Just Vernon's falsetto drips with emotion and plays and he alternates between his standard high pitches and his more rarely used lower registers.  It is music to listen to while you stare off into space, contemplate your life or regret losses and loves.

The one detractor on the song is a bit of a recording mishap--he reds out at one point and you can hear it on higher end recordings.  For a song--and an artist of his caliber and recording studio access--this is just unacceptable.  You can hear his intake of breath at the start of the song and the 3 minutes later the mic is capping out?  The sound engineer should be embarrassed.

Single recording error aside, this song is a masterwork--and it is a b-side to the first single.

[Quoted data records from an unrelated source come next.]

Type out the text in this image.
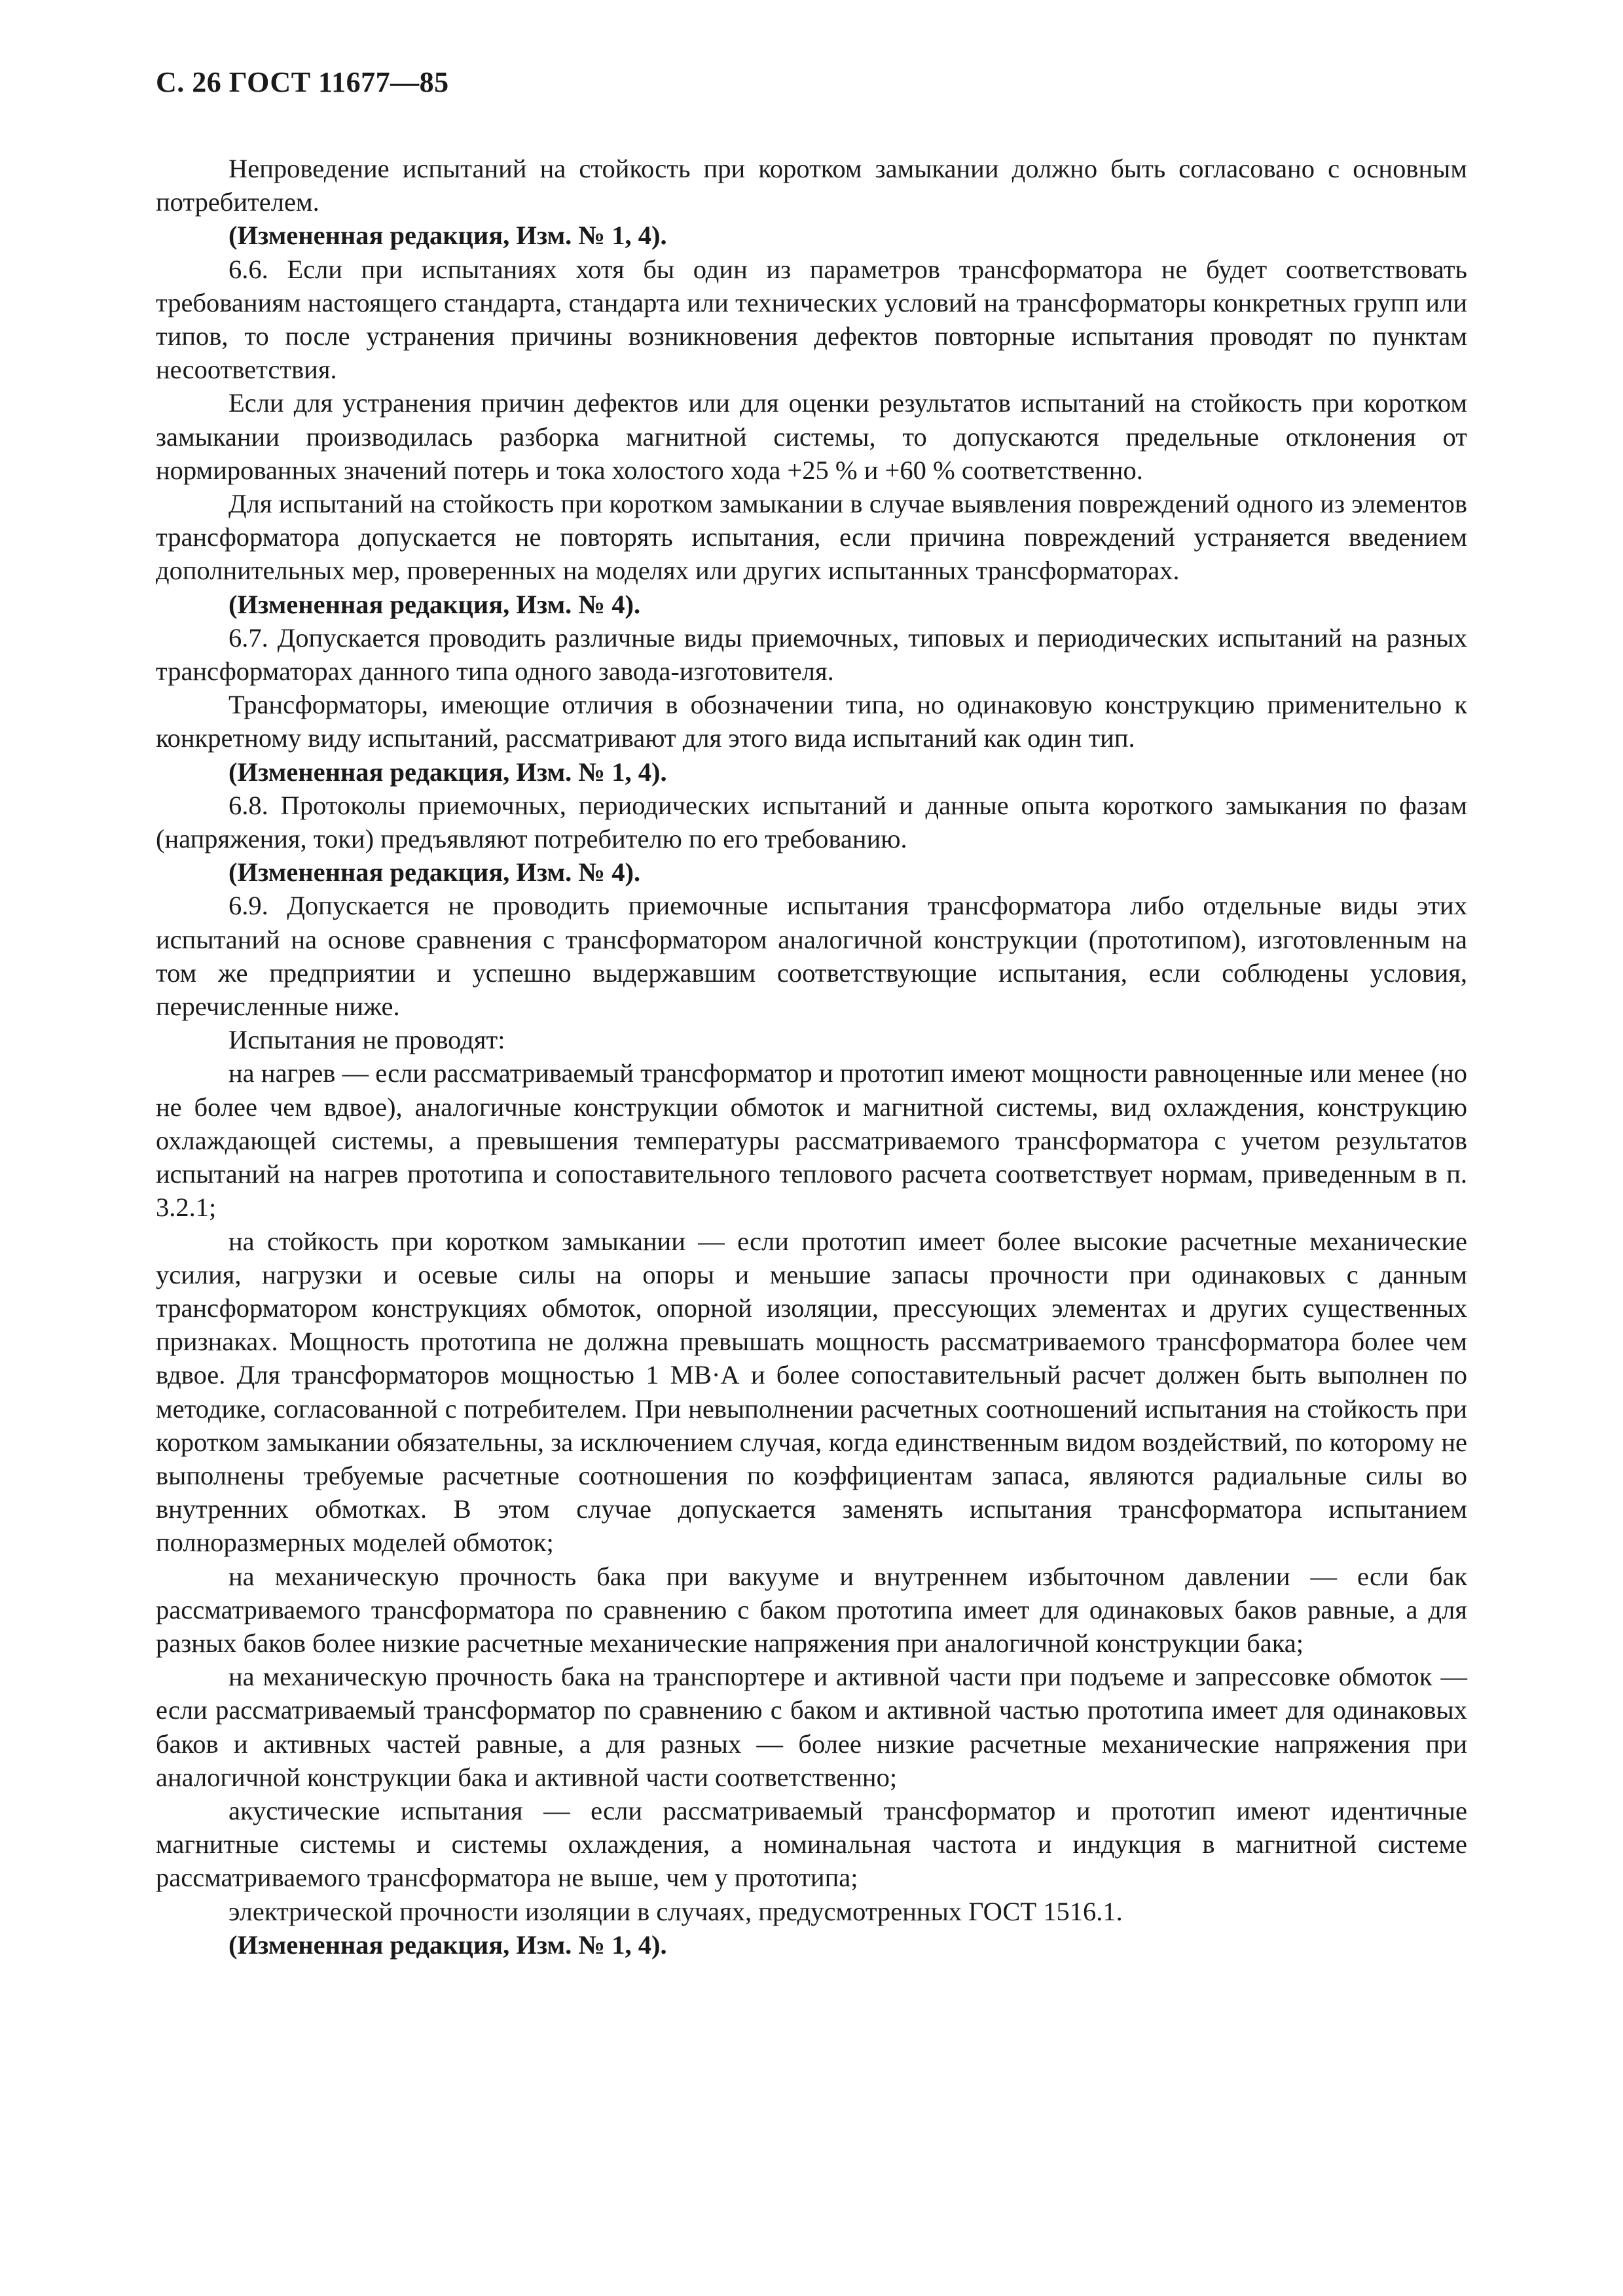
С. 26 ГОСТ 11677—85

Непроведение испытаний на стойкость при коротком замыкании должно быть согласовано с основным потребителем.

(Измененная редакция, Изм. № 1, 4).

6.6. Если при испытаниях хотя бы один из параметров трансформатора не будет соответствовать требованиям настоящего стандарта, стандарта или технических условий на трансформаторы конкретных групп или типов, то после устранения причины возникновения дефектов повторные испытания проводят по пунктам несоответствия.

Если для устранения причин дефектов или для оценки результатов испытаний на стойкость при коротком замыкании производилась разборка магнитной системы, то допускаются предельные отклонения от нормированных значений потерь и тока холостого хода +25 % и +60 % соответственно.

Для испытаний на стойкость при коротком замыкании в случае выявления повреждений одного из элементов трансформатора допускается не повторять испытания, если причина повреждений устраняется введением дополнительных мер, проверенных на моделях или других испытанных трансформаторах.

(Измененная редакция, Изм. № 4).

6.7. Допускается проводить различные виды приемочных, типовых и периодических испытаний на разных трансформаторах данного типа одного завода-изготовителя.

Трансформаторы, имеющие отличия в обозначении типа, но одинаковую конструкцию применительно к конкретному виду испытаний, рассматривают для этого вида испытаний как один тип.

(Измененная редакция, Изм. № 1, 4).

6.8. Протоколы приемочных, периодических испытаний и данные опыта короткого замыкания по фазам (напряжения, токи) предъявляют потребителю по его требованию.

(Измененная редакция, Изм. № 4).

6.9. Допускается не проводить приемочные испытания трансформатора либо отдельные виды этих испытаний на основе сравнения с трансформатором аналогичной конструкции (прототипом), изготовленным на том же предприятии и успешно выдержавшим соответствующие испытания, если соблюдены условия, перечисленные ниже.

Испытания не проводят:

на нагрев — если рассматриваемый трансформатор и прототип имеют мощности равноценные или менее (но не более чем вдвое), аналогичные конструкции обмоток и магнитной системы, вид охлаждения, конструкцию охлаждающей системы, а превышения температуры рассматриваемого трансформатора с учетом результатов испытаний на нагрев прототипа и сопоставительного теплового расчета соответствует нормам, приведенным в п. 3.2.1;

на стойкость при коротком замыкании — если прототип имеет более высокие расчетные механические усилия, нагрузки и осевые силы на опоры и меньшие запасы прочности при одинаковых с данным трансформатором конструкциях обмоток, опорной изоляции, прессующих элементах и других существенных признаках. Мощность прототипа не должна превышать мощность рассматриваемого трансформатора более чем вдвое. Для трансформаторов мощностью 1 МВ·А и более сопоставительный расчет должен быть выполнен по методике, согласованной с потребителем. При невыполнении расчетных соотношений испытания на стойкость при коротком замыкании обязательны, за исключением случая, когда единственным видом воздействий, по которому не выполнены требуемые расчетные соотношения по коэффициентам запаса, являются радиальные силы во внутренних обмотках. В этом случае допускается заменять испытания трансформатора испытанием полноразмерных моделей обмоток;

на механическую прочность бака при вакууме и внутреннем избыточном давлении — если бак рассматриваемого трансформатора по сравнению с баком прототипа имеет для одинаковых баков равные, а для разных баков более низкие расчетные механические напряжения при аналогичной конструкции бака;

на механическую прочность бака на транспортере и активной части при подъеме и запрессовке обмоток — если рассматриваемый трансформатор по сравнению с баком и активной частью прототипа имеет для одинаковых баков и активных частей равные, а для разных — более низкие расчетные механические напряжения при аналогичной конструкции бака и активной части соответственно;

акустические испытания — если рассматриваемый трансформатор и прототип имеют идентичные магнитные системы и системы охлаждения, а номинальная частота и индукция в магнитной системе рассматриваемого трансформатора не выше, чем у прототипа;

электрической прочности изоляции в случаях, предусмотренных ГОСТ 1516.1.

(Измененная редакция, Изм. № 1, 4).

As the band toured late night shows and played a song or two, he played this song roughly half the time.  The song he used to sell his album was a song that was absent from his album!  Double-you.  Tee.  Eff.

On the one hand, this trend slays me--why withhold your best song from the full album release?  Wouldn't you rather drive people to spend the 10 bucks to buy your full album instead of ensuring they buy a single, .99 song?  They aren't even off-cycle releases--all of these songs were either written with the album or recorded nearly immediately after the album went to press--and we aren't talking about artists who record an album and then sit on it for 6 months to create anticipation.

I'm sure there's some reason but for the life of me I cannot figure it out and it is annoying.

Part 3 Upcoming: Good Albums.

A Funny

I has one.

One of Blogger's nice features is that you can see who is viewing your website--where they log in from, their browser, how they got here, etc.  Apparently MusicalJunta gets big hits off the Google search: "Calm down i know what i'm doing."

If this does not perfectly describe me, as a person, I'm not sure what does.

Thank you, Internet, for understanding me.


Tuesday, March 13, 2012

Best of 2011 -- Pt. 1

Well, since I failed to post at all in 2011, I figured it would be good to maybe post up what I've been listening to and what I think the best albums of the year were. This isn't terribly scientific but, the methodology for generating this list is pretty straightfoward: how did i rate the song in iTunes and do i still listen to it. Frankly, i think those are the two important factors there--at the time when is started listening to the song, what did i think of it (the iTunes rating), and then, months later, do i still listen to it/think it's a good song.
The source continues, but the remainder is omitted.